Let’s discuss social influences which play role in the development of depression or PTSD in patients with a history of trauma

We must be clear that genetics is not necessarily destiny. That genetics can be overcome, and gene expression can be modulated – Dr. Charles Nemeroff

So I was just listening to a podcast “Psyched!” with an episode titled “Abuse, Attachment, and Resilience: Genes and the Environment” hosted by Dr. David Carreon and Dr. Jessica Gold.

It’s a Part 2 of the previous podcast which I discussed earlier here.

The guest of the episode was Dr. Charles Nemeroff, a renowned psychiatrist who is currently working as the Director of University of Miami Center on Aging and Chairman of the Department of Psychaitry and Behavioral Sciences at University of Miami.

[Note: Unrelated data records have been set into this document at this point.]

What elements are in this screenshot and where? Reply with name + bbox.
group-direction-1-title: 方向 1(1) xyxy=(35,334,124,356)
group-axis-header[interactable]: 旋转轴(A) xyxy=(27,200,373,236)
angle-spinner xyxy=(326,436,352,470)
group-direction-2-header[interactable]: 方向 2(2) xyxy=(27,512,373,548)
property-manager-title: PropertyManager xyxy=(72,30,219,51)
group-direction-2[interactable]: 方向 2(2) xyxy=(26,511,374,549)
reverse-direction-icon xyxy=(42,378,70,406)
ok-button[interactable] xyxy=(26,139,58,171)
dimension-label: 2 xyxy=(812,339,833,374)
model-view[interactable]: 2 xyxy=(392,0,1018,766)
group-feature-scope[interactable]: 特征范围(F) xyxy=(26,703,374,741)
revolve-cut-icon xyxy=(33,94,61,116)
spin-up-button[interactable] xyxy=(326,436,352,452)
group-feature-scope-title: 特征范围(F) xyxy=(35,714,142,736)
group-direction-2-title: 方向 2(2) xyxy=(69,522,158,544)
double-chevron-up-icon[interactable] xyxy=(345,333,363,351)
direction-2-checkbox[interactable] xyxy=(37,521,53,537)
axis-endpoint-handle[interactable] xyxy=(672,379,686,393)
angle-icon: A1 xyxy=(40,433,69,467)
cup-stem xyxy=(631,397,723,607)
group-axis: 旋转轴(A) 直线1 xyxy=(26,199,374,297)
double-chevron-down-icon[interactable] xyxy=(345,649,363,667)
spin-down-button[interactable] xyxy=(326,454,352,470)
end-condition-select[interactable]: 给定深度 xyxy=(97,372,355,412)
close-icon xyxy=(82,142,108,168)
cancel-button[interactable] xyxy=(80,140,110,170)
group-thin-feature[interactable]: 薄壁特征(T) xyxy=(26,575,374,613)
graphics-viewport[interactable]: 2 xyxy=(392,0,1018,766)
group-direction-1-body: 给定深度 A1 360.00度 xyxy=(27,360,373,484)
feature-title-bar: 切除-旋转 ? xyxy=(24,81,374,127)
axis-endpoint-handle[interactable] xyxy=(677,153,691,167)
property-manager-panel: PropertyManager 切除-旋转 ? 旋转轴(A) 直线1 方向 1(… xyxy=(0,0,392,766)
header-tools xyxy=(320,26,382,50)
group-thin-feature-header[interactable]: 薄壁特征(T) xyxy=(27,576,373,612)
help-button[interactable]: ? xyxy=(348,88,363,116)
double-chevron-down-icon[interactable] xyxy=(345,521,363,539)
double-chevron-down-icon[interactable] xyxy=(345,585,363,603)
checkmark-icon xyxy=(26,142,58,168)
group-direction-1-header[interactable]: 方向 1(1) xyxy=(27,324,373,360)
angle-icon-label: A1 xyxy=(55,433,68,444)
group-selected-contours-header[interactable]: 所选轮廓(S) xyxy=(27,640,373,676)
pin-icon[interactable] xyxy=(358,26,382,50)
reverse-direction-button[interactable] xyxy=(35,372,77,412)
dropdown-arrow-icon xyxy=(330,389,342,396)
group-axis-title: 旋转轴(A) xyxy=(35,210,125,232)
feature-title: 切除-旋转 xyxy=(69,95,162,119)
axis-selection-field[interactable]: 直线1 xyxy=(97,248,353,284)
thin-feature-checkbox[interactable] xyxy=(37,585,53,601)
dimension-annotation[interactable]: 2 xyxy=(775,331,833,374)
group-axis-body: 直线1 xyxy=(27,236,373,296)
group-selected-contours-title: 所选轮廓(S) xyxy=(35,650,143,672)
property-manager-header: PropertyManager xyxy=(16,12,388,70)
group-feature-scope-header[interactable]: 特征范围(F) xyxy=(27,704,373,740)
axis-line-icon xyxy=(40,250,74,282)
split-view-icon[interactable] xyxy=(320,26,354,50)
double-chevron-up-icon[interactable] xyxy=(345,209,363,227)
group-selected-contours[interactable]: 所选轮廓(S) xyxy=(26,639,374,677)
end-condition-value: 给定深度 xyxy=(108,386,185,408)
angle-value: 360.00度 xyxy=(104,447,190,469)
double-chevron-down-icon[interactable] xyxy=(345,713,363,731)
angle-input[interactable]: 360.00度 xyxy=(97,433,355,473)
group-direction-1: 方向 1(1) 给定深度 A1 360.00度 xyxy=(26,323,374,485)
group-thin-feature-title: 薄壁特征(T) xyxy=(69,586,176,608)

Following are the keypoints of the podcast:

Early life trauma (mostly pre-pubertal age) is associated with a very persistent increase in inflammatory markers, and it’s probably one of the reasons why those patients have a poorer response to psychotherapy and pharmacotherapy.

The human brain doesn’t mature until age 24, and we know that developing protoplasm is susceptible to insult. Susceptible to lead toxicity, susceptible to fetal alcohol, and in my way of thinking, it’s susceptible to behavioral teratology, namely child abuse and neglect.

For major depression, about 35 to 40% of the risk for the disease is genetic. That means 60 to 65% is environmental, and a lot of this has to do with attachment. Dr. Nemeroff thinks thst early life trauma disrupts attachment, and subsequent life stressors disrupt attachment, and if you follow these kids who’ve had terrible early lives, it’s a very rocky adolescence and adulthood indeed.

There are some critical genes, which if modified, markedly increase your risk for depression if you’ve been exposed to early trauma, and then their counterparts which are resilience genes that prevent it.

What’s really interesting is in our studies, in the absence of early life trauma, these genetic variants have no impact on whether you get depressed or not. It’s only in the face of early life trauma. It’s sort of like … Imagine the guy who has the risk gene for lung cancer but never smokes, right? No effect, right? But smokes three packs a day and 80% likelihood.

Every study of efficacy of psychotherapy has always had the same conclusion, which is it’s the quality of the relationship between the psychotherapist and the patient that is the best predictor of outcome, regardless of whether you’re using cognitive behavior therapy, interpersonal psychotherapy or psychodynamic psychotherapy.

In the next 10 years there’s gonna be a sea change in terms of treatment. We’re gonna develop personalized medicine in psychiatry. You’re gonna see a patient, you’re gonna get their genetics, you’re gonna probably get imaging on them, you’re gonna get inflammatory markers and based on those results, you’ll be able to optimally match them to the best treatment and not have to play trial and error. That’s gonna be a whole new world for us.